In a statement, Toyota said that while it respects the Fifth Court’s ruling, “we continue to believe that Toyota’s proprietary and confidential business and trade secret information should be afforded continued protection under the terms of the protective order in this case.”
Frank Branson, the Reavises’ lead attorney at trial, called the appellate ruling “a good day for Texas consumers.
“When automakers are allowed to put a lid on exhibits offered at trial, only bad things can happen to the people who buy their cars,” he said.
The summer 2018 trial pitted Dallas couple Benjamin and Kristi Reavis against Toyota after a 2016 accident in the family Lexus caused permanent brain damage on the Reavises’ two small children. After a two-week trial, the jury found that Toyota was consciously indifferent to fixing seatback failure issues in its vehicles, hitting Toyota with a $242 million verdict that included $144 million in punitive damages. Judge Tillery later reduced the judgment to $209 million.
Toyota’s request to seal these court documents was only the latest example of similar behavior by the automaker throughout the litigation. In March 2018, while the parties were still in discovery, Toyota asked the court to seal a series of documents leaked years ago by a former in-house lawyer that aided Congress when it investigated Toyota’s acceleration defect scandal in 2010. Some of the documents included a deferred adjudication agreement that Toyota reached with the Department of Justice in 2014 for misleading the public about the unintended acceleration issues.
The leaked documents also contained communications between the in-house lawyer and others at Toyota, so Toyota had argued that they should be sealed because they contained privileged communications. But Judge Tillery denied the motion to seal, particularly because the documents were still widely available online, including on PACER, the Supreme Court of Texas’ website and CBS News’ website and because the documents concerned “matters that have a probable adverse effect upon health or safety.”
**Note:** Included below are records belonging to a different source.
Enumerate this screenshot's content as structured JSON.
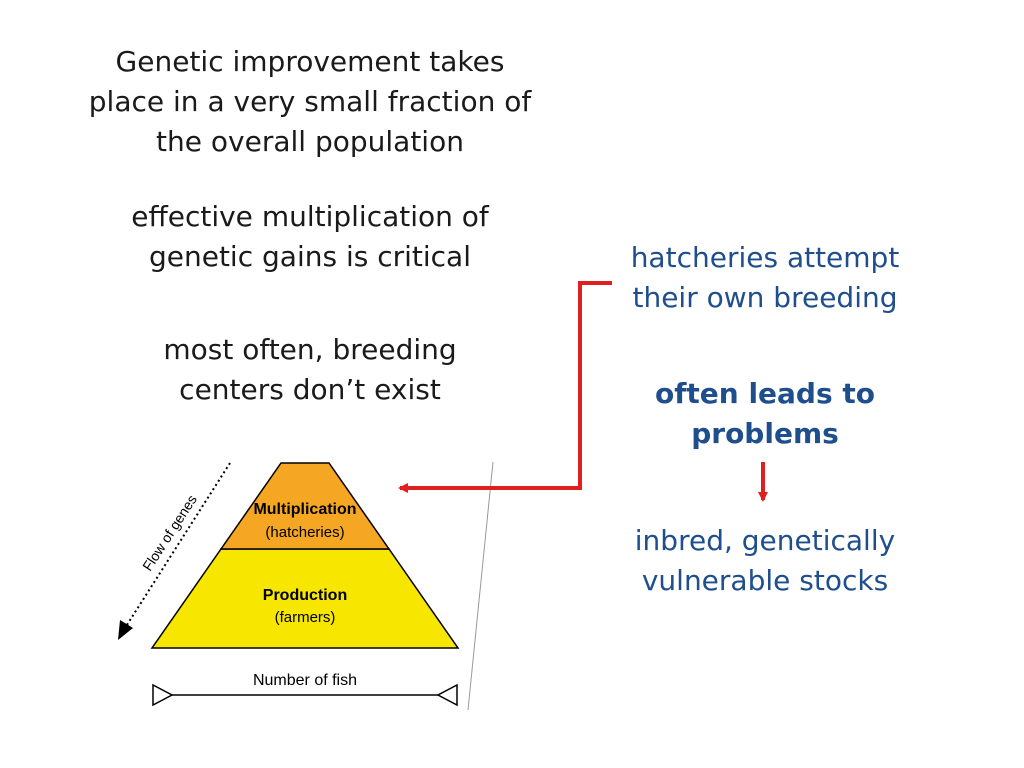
{
  "left_text": {
    "statement1_lines": [
      "Genetic improvement takes",
      "place in a very small fraction of",
      "the overall population"
    ],
    "statement2_lines": [
      "effective multiplication of",
      "genetic gains is critical"
    ],
    "statement3_lines": [
      "most often, breeding",
      "centers don’t exist"
    ]
  },
  "right_text": {
    "hatcheries_lines": [
      "hatcheries attempt",
      "their own breeding"
    ],
    "problems_lines": [
      "often leads to",
      "problems"
    ],
    "outcome_lines": [
      "inbred, genetically",
      "vulnerable stocks"
    ]
  },
  "pyramid": {
    "top_tier_title": "Multiplication",
    "top_tier_sub": "(hatcheries)",
    "bottom_tier_title": "Production",
    "bottom_tier_sub": "(farmers)",
    "side_label": "Flow of genes",
    "bottom_label": "Number of fish",
    "colors": {
      "top": "#f5a623",
      "bottom": "#f7e600",
      "outline": "#000000"
    }
  },
  "colors": {
    "arrow": "#e02020",
    "blue_text": "#1f4e8c",
    "black_text": "#1a1a1a"
  }
}
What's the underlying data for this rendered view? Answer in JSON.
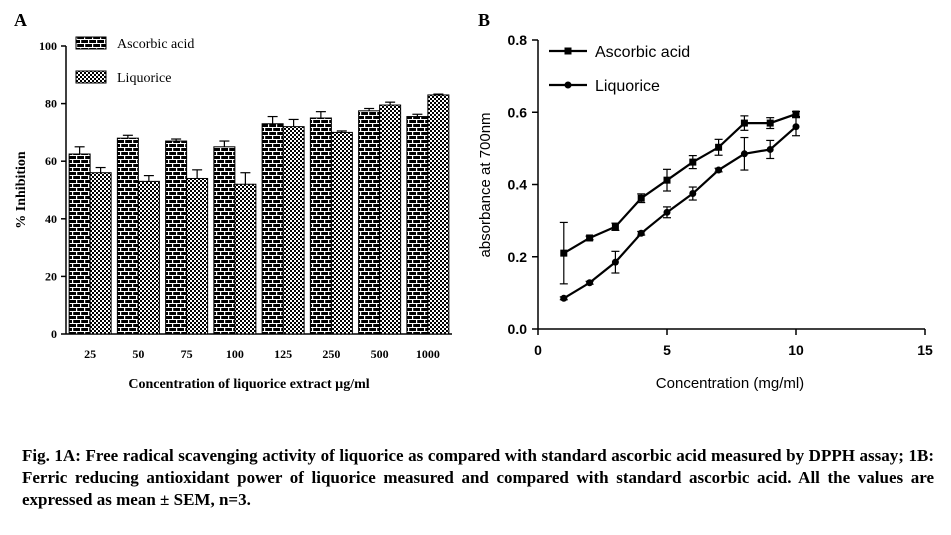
{
  "chart_data": [
    {
      "panel_label": "A",
      "type": "bar",
      "xlabel": "Concentration of liquorice extract µg/ml",
      "ylabel": "% Inhibition",
      "ylim": [
        0,
        100
      ],
      "yticks": [
        "0",
        "20",
        "40",
        "60",
        "80",
        "100"
      ],
      "categories": [
        "25",
        "50",
        "75",
        "100",
        "125",
        "250",
        "500",
        "1000"
      ],
      "legend_position": "top-left",
      "series": [
        {
          "name": "Ascorbic acid",
          "pattern": "brick",
          "values": [
            62.5,
            68,
            67,
            65,
            73,
            75,
            77.5,
            75.5
          ],
          "errors": [
            2.5,
            1,
            0.7,
            2,
            2.5,
            2.2,
            0.8,
            0.8
          ]
        },
        {
          "name": "Liquorice",
          "pattern": "checker",
          "values": [
            56,
            53,
            54,
            52,
            72,
            70,
            79.5,
            83
          ],
          "errors": [
            1.8,
            2,
            3,
            4,
            2.5,
            0.5,
            1,
            0.3
          ]
        }
      ],
      "grid": false
    },
    {
      "panel_label": "B",
      "type": "line",
      "xlabel": "Concentration (mg/ml)",
      "ylabel": "absorbance at 700nm",
      "xlim": [
        0,
        15
      ],
      "ylim": [
        0,
        0.8
      ],
      "xticks": [
        "0",
        "5",
        "10",
        "15"
      ],
      "yticks": [
        "0.0",
        "0.2",
        "0.4",
        "0.6",
        "0.8"
      ],
      "legend_position": "top-left",
      "series": [
        {
          "name": "Ascorbic acid",
          "marker": "square",
          "x": [
            1,
            2,
            3,
            4,
            5,
            6,
            7,
            8,
            9,
            10
          ],
          "y": [
            0.21,
            0.252,
            0.283,
            0.362,
            0.412,
            0.462,
            0.503,
            0.57,
            0.57,
            0.595
          ],
          "errors": [
            0.085,
            0.005,
            0.01,
            0.012,
            0.03,
            0.018,
            0.022,
            0.02,
            0.015,
            0.007
          ]
        },
        {
          "name": "Liquorice",
          "marker": "circle",
          "x": [
            1,
            2,
            3,
            4,
            5,
            6,
            7,
            8,
            9,
            10
          ],
          "y": [
            0.085,
            0.128,
            0.185,
            0.265,
            0.323,
            0.375,
            0.44,
            0.485,
            0.497,
            0.56
          ],
          "errors": [
            0.004,
            0.004,
            0.03,
            0.005,
            0.015,
            0.018,
            0.005,
            0.045,
            0.025,
            0.025
          ]
        }
      ],
      "grid": false
    }
  ],
  "caption": "Fig. 1A:  Free radical scavenging activity of liquorice as compared with standard ascorbic acid measured by DPPH assay; 1B:  Ferric reducing antioxidant power of liquorice measured and compared with standard ascorbic acid. All the values are expressed as mean ± SEM, n=3."
}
Speaking of CBS, the news outlet intervened in Toyota’s latest motion to seal and was joined by the mother of a five-year-old who, like the Reavis children, suffered similar catastrophic brain injuries after the family’s Toyota Camry was rear-ended.
At trial, the Reavises played segments of a 1992 investigative report by CBS’ 60 Minutes that revealed an industry-wide failure of automakers to address their seatback failure issues despite knowing about the problems for decades.
In addition to Branson, the Reavises’ trial team included Dallas attorneys Debbie Branson, Eric Stahl and Chip Brooker. Harry Reasoner and Marie Yeates of Vinson & Elkins are now leading the family through the appeal.
Anne Johnson of Haynes and Boone is leading the appellate process for Toyota, and the team also includes Haynes and Boone’s Nina Cortell and Jason Jordan, Gibson Dunn’s Allyson Ho and Brad Hubbard and Morgan Lewis’ Winstol Carter and Claire Kugler. At trial, Toyota was represented by Barnes & Thornburg’s Victor Vital and Elizabeth Brandon (now at Reed Smith) and Bowman and Brooke’s Jim Halbrooks and Suzanne Swaner.
Toyota’s appeal on the $209 million judgment itself is still pending.